Sometimes, having everything shared all the time is suffocating, and everyone needs something that’s just theirs.
6. “Marriage Is Easy When You’re With the Right Person”

Absolutely not.
Marriage is work even when you’re with the right person.
You’re two different people with different backgrounds, habits, communication styles, and ways of doing things, trying to build one life together.
That requires compromise, patience, difficult conversations, and constant effort.
The right person doesn’t make marriage effortless; they make it worth the effort.
But married people sell this fairy tale that if you marry your soulmate, everything flows naturally with no conflict or struggle.
Then single people get married, hit the first rough patch, and panic, thinking they married the wrong person, because nobody told them that even good marriages require work.
7. “We Do Everything Together”
No, you don’t.
A lot of married people desperately need space from their spouse, but feel guilty admitting it.
They need time alone, time with friends without their spouse tagging along, hobbies their spouse isn’t involved in, and goals they just want to be all about them, not a couple or family thing.
8. “Having Kids Brings You Closer”
Kids are a blessing, but they also expose every crack in your relationship and make you question if you even like each other anymore.
You’re both exhausted, touched out, running on no sleep, dealing with tantrums, and you haven’t had a real conversation that wasn’t about the kids in months.
You’re functioning as co-parents and roommates more than romantic partners.
Date nights become mythical events that happen twice a year if you’re lucky.
Kids are amazing, but pretending they enhance your marriage instead of completely transforming (and often straining) it is dishonest.
9. “We Never Fight About Money”

Most married couples will tell you they’re on the same page financially, and money isn’t an issue.
Meanwhile, financial disagreements are one of the top reasons marriages fall apart.
Someone’s a spender, someone’s a saver.
Someone wants to invest, someone wants to enjoy now.
But nobody wants to admit they fight about money because it makes you look financially unstable or like you married the wrong person.
10. “Marriage Is the Best Decision I Ever Made”

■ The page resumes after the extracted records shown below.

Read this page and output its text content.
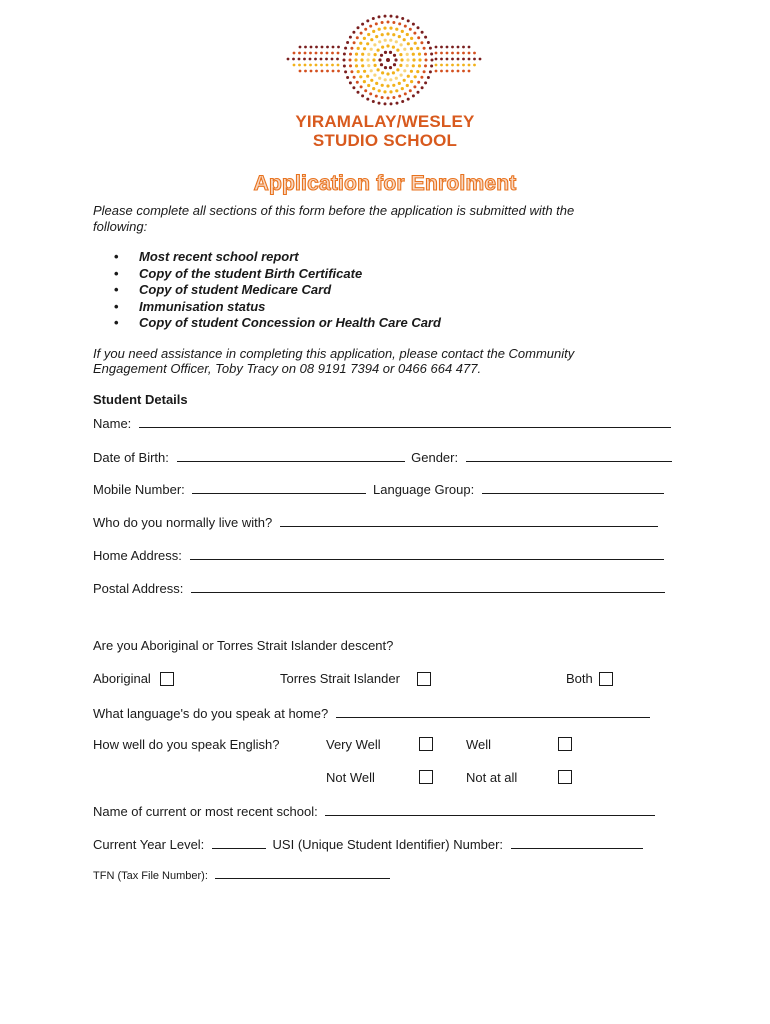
YIRAMALAY/WESLEY
STUDIO SCHOOL
Application for Enrolment
Please complete all sections of this form before the application is submitted with the
following:
• Most recent school report
• Copy of the student Birth Certificate
• Copy of student Medicare Card
• Immunisation status
• Copy of student Concession or Health Care Card
If you need assistance in completing this application, please contact the Community
Engagement Officer, Toby Tracy on 08 9191 7394 or 0466 664 477.
Student Details
Name:
Date of Birth:	Gender:
Mobile Number:	Language Group:
Who do you normally live with?
Home Address:
Postal Address:
Are you Aboriginal or Torres Strait Islander descent?
Aboriginal	Torres Strait Islander	Both
What language's do you speak at home?
How well do you speak English?	Very Well	Well
Not Well	Not at all
Name of current or most recent school:
Current Year Level:	USI (Unique Student Identifier) Number:
TFN (Tax File Number):
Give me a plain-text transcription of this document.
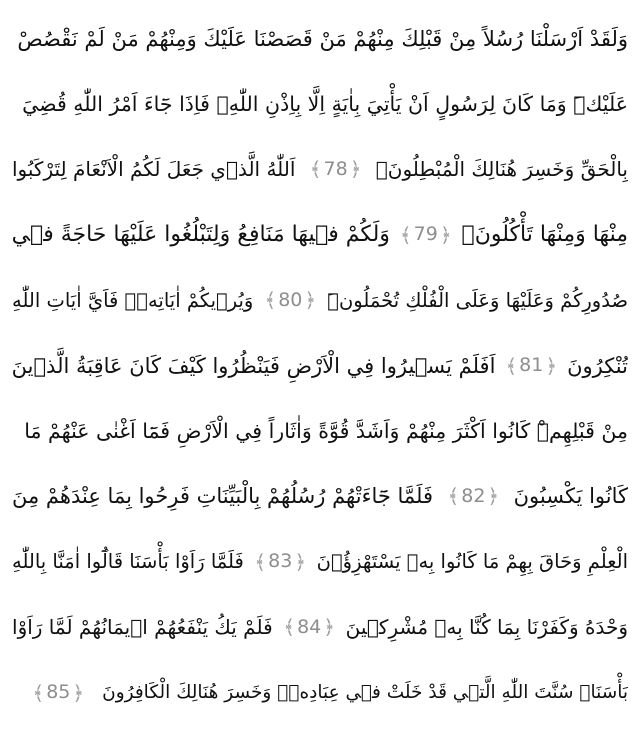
وَلَقَدْ اَرْسَلْنَا رُسُلاً مِنْ قَبْلِكَ مِنْهُمْ مَنْ قَصَصْنَا عَلَيْكَ وَمِنْهُمْ مَنْ لَمْ نَقْصُصْ
عَلَيْكَۜ وَمَا كَانَ لِرَسُولٍ اَنْ يَأْتِيَ بِاٰيَةٍ اِلَّا بِاِذْنِ اللّٰهِۚ فَاِذَا جَٓاءَ اَمْرُ اللّٰهِ قُضِيَ
بِالْحَقِّ وَخَسِرَ هُنَالِكَ الْمُبْطِلُونَ۟
﴾ 78 ﴿
اَللّٰهُ الَّذ۪ي جَعَلَ لَكُمُ الْاَنْعَامَ لِتَرْكَبُوا
مِنْهَا وَمِنْهَا تَأْكُلُونَۚ
﴾ 79 ﴿
وَلَكُمْ ف۪يهَا مَنَافِعُ وَلِتَبْلُغُوا عَلَيْهَا حَاجَةً ف۪ي
صُدُورِكُمْ وَعَلَيْهَا وَعَلَى الْفُلْكِ تُحْمَلُونَۜ
﴾ 80 ﴿
وَيُر۪يكُمْ اٰيَاتِه۪ۗ فَاَيَّ اٰيَاتِ اللّٰهِ
تُنْكِرُونَ
﴾ 81 ﴿
اَفَلَمْ يَس۪يرُوا فِي الْاَرْضِ فَيَنْظُرُوا كَيْفَ كَانَ عَاقِبَةُ الَّذ۪ينَ
مِنْ قَبْلِهِمْۜ كَانُوا اَكْثَرَ مِنْهُمْ وَاَشَدَّ قُوَّةً وَاٰثَاراً فِي الْاَرْضِ فَمَٓا اَغْنٰى عَنْهُمْ مَا
كَانُوا يَكْسِبُونَ
﴾ 82 ﴿
فَلَمَّا جَٓاءَتْهُمْ رُسُلُهُمْ بِالْبَيِّنَاتِ فَرِحُوا بِمَا عِنْدَهُمْ مِنَ
الْعِلْمِ وَحَاقَ بِهِمْ مَا كَانُوا بِه۪ يَسْتَهْزِؤُ۫نَ
﴾ 83 ﴿
فَلَمَّا رَاَوْا بَأْسَنَا قَالُٓوا اٰمَنَّا بِاللّٰهِ
وَحْدَهُ وَكَفَرْنَا بِمَا كُنَّا بِه۪ مُشْرِك۪ينَ
﴾ 84 ﴿
فَلَمْ يَكُ يَنْفَعُهُمْ ا۪يمَانُهُمْ لَمَّا رَاَوْا
بَأْسَنَاۜ سُنَّتَ اللّٰهِ الَّت۪ي قَدْ خَلَتْ ف۪ي عِبَادِه۪ۚ وَخَسِرَ هُنَالِكَ الْكَافِرُونَ
﴾ 85 ﴿
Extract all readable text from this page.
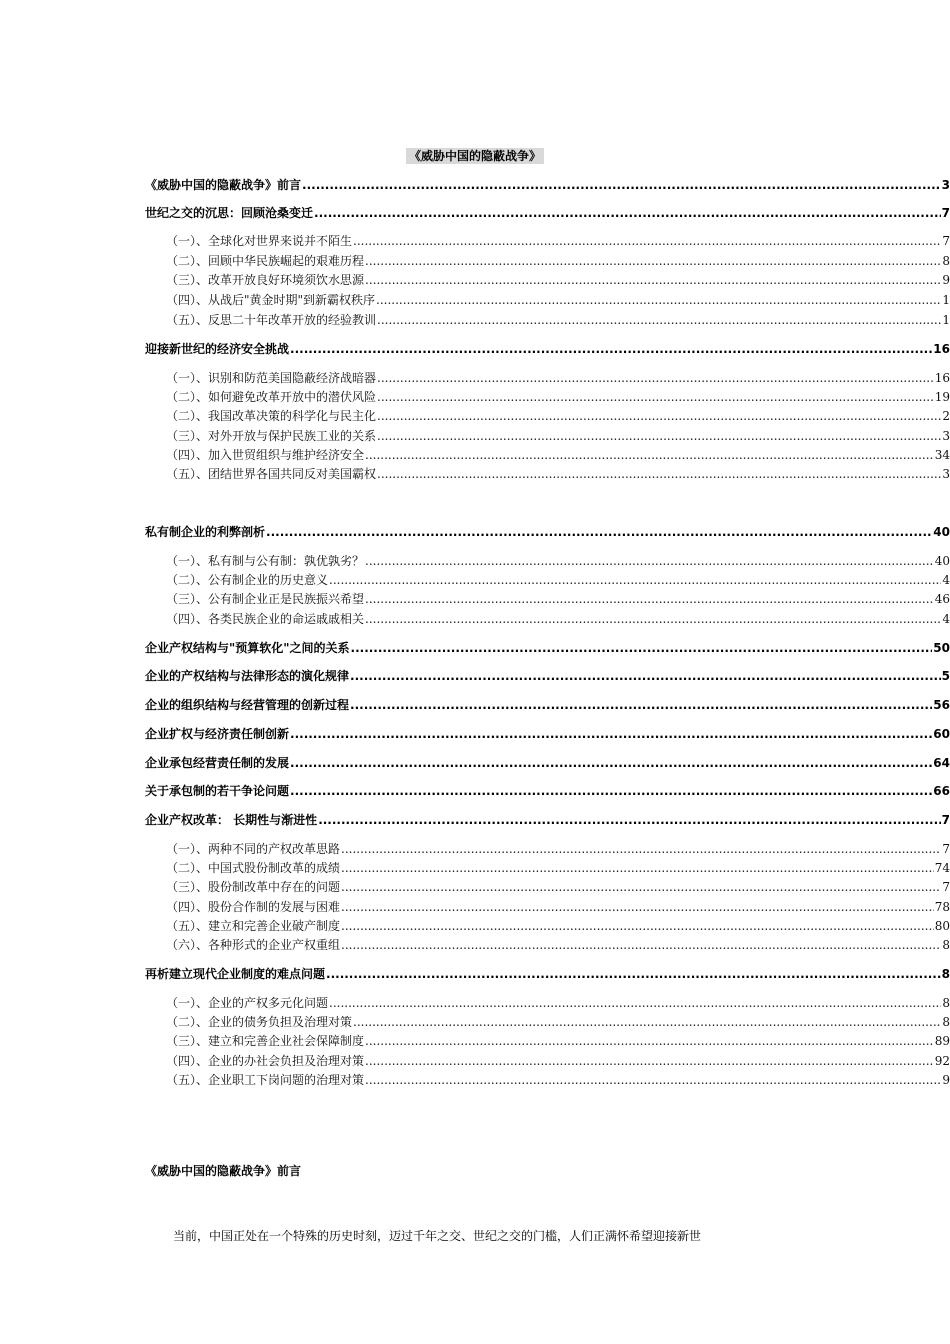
《威胁中国的隐蔽战争》
《威胁中国的隐蔽战争》前言 .....	3
世纪之交的沉思：回顾沧桑变迁 .....	7
（一）、全球化对世界来说并不陌生 .....	7
（二）、回顾中华民族崛起的艰难历程 .....	8
（三）、改革开放良好环境须饮水思源 .....	9
（四）、从战后"黄金时期"到新霸权秩序 .....	1
（五）、反思二十年改革开放的经验教训 .....	1
迎接新世纪的经济安全挑战 .....	16
（一）、识别和防范美国隐蔽经济战暗器 .....	16
（二）、如何避免改革开放中的潜伏风险 .....	19
（二）、我国改革决策的科学化与民主化 .....	2
（三）、对外开放与保护民族工业的关系 .....	3
（四）、加入世贸组织与维护经济安全 .....	34
（五）、团结世界各国共同反对美国霸权 .....	3
私有制企业的利弊剖析 .....	40
（一）、私有制与公有制：孰优孰劣？ .....	40
（二）、公有制企业的历史意义 .....	4
（三）、公有制企业正是民族振兴希望 .....	46
（四）、各类民族企业的命运戚戚相关 .....	4
企业产权结构与"预算软化"之间的关系 .....	50
企业的产权结构与法律形态的演化规律 .....	5
企业的组织结构与经营管理的创新过程 .....	56
企业扩权与经济责任制创新 .....	60
企业承包经营责任制的发展 .....	64
关于承包制的若干争论问题 .....	66
企业产权改革： 长期性与渐进性 .....	7
（一）、两种不同的产权改革思路 .....	7
（二）、中国式股份制改革的成绩 .....	74
（三）、股份制改革中存在的问题 .....	7
（四）、股份合作制的发展与困难 .....	78
（五）、建立和完善企业破产制度 .....	80
（六）、各种形式的企业产权重组 .....	8
再析建立现代企业制度的难点问题 .....	8
（一）、企业的产权多元化问题 .....	8
（二）、企业的债务负担及治理对策 .....	8
（三）、建立和完善企业社会保障制度 .....	89
（四）、企业的办社会负担及治理对策 .....	92
（五）、企业职工下岗问题的治理对策 .....	9
《威胁中国的隐蔽战争》前言
当前，中国正处在一个特殊的历史时刻，迈过千年之交、世纪之交的门槛，人们正满怀希望迎接新世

Some people genuinely feel this way, and that’s beautiful.
But a lot of married people say this because they’re supposed to say it, not because they actually mean it.
Some are stuck in a marriage that’s okay but not great, comfortable but not fulfilling.
And they can’t admit that maybe marriage wasn’t the answer they thought it would be, or that they sometimes wonder what life would be like if they’d made different choices.
So they tell single people how amazing marriage is while privately feeling trapped or disappointed.
Marriage is amazing; been doing this for a decade, but it isn’t this perfect fairy tale that solves all your problems and makes life complete.
It’s a legal contract between two imperfect people who are choosing to handle life together, with all the beauty, frustration, joy, and difficulty that comes with that.
It can be wonderful, like I said.
But it can also be hard, boring, frustrating, and completely different from what you expected.
The problem isn’t marriage itself; it’s the false advertising.
If You’re Single,
Don’t let married people pressure you into thinking you’re missing out or incomplete without marriage.
Your life isn’t less valuable or less full just because you’re not married.
And don’t rush into marriage because everyone’s selling it as the ultimate life goal.
Take your time.
Choose wisely.
And know that marriage won’t fix you, complete you, or solve all your problems; it’ll just give you a partner to face life’s problems with.
If You’re Married,
Stop lying to single people about how perfect marriage is.
Be honest about the reality… the good parts AND the hard parts.
Single people deserve to know what they’re actually signing up for, not some Instagram-filtered version of marriage that doesn’t exist.
The truth won’t scare off the right people; it’ll just prepare them better.